Team selection tests for IMO 2018

First, suppose on the contrary that $S$ is finite, then $S=\{p_1,p_2,\dots ,p_k\}$ for $k=|S|$. It is easy to check that $2,3\notin S$.

Consider number $N=(p_1-1)(p_2-1)\cdots (p_k-1)$ and $M=2^{N^2+1}-3^N$. For some $p\in S$, by Euler's theorem, we have $$2^{p-1}\equiv 1(\mathrm{mod}p)\text{ and }{3}^{p-1}\equiv 1(\mathrm{mod}p).$$ Then $2^{N^2+1}=2\cdot 2^{N^2}=2\cdot (2^{p-1}{)}^{\frac{N^2}{p-1}}\equiv 2(\mathrm{mod}p)$ and $3^N\equiv (3^{p-1}{)}^{\frac{N}{p-1}}\equiv 1(\mathrm{mod}p)$. Hence, $M\equiv 2-1=1(\mathrm{mod}p)$. So by the Chinese remainder theorem, we also have $M\equiv 1(\mathrm{mod}N)$ and $M>2$ then $M$ has some prime divisor that differs from $p_1,p_2,\dots ,p_k$, which is a contradiction.

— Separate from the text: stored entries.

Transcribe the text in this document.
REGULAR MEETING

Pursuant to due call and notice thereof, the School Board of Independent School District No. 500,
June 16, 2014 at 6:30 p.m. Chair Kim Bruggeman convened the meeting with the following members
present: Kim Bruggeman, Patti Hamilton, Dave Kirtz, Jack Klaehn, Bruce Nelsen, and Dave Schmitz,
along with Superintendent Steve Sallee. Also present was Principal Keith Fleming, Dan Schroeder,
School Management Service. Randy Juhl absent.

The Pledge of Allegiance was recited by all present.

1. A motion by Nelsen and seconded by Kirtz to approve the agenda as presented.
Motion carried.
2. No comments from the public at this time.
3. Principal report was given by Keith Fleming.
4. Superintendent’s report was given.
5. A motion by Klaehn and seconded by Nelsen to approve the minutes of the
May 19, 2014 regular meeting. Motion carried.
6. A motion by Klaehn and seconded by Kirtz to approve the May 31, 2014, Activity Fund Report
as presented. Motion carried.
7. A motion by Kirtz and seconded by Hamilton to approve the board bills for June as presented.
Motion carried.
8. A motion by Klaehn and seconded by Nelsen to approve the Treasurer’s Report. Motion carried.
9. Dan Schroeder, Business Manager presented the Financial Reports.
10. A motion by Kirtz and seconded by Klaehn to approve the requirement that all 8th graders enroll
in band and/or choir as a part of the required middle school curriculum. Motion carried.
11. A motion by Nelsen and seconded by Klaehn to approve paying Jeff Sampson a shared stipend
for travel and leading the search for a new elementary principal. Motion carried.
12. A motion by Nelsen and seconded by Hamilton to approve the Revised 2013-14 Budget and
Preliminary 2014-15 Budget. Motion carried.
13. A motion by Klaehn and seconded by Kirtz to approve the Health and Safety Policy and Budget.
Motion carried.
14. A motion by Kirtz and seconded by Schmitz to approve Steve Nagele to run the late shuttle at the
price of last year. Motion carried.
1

Thus, $S$ has infinitely many elements.

To prove the second part, just consider some prime $p$ such that there does not exist $x\in \mathbb{Z}$ such that either $x^2\equiv 2(\mathrm{mod}p)$ or $x^2\equiv 3(\mathrm{mod}p)$. Indeed, suppose that for such prime $p$, $p\in S$ then we have two cases:

- If $n$ is even then $2\cdot 2^{n^2}\equiv 3^n(\mathrm{mod}p)$, which can be written as $2x^2\equiv y^2(\mathrm{mod}p)$ for some $x,y$ coprime to $p$. Then take $x^{\prime }$ such that $x{x}^{\prime }\equiv 1(\mathrm{mod}p)$, so $2\equiv (x^{\prime }y{)}^2(\mathrm{mod}p)$, contradicting that $2$ is not a quadratic residue modulo $p$. - If $n$ is odd then we have a similar argument.

Thus, we just need to show that there are infinitely many such primes. By Euler's criterion about quadratic residues, we need $$\left(\frac{2}{p}\right)=\left(\frac{3}{p}\right)=-1\text{ and }\left(\frac{2}{p}\right)\equiv 2^{\frac{p-1}{2}}(\mathrm{mod}p),\left(\frac{3}{p}\right)\equiv 3^{\frac{p-1}{2}}(\mathrm{mod}p).$$ So we can see that $p\equiv 3,5(\mathrm{mod}8)$ and $p\equiv 2(\mathrm{mod}3)$, which implies that we can take any prime of the form $p=24k+5$ or $p=24k+11$. Dirichlet's theorem states that the primes of the form $an+b$ for any coprime positive integers $a,b$ are infinite, so we finish our proof. $\square$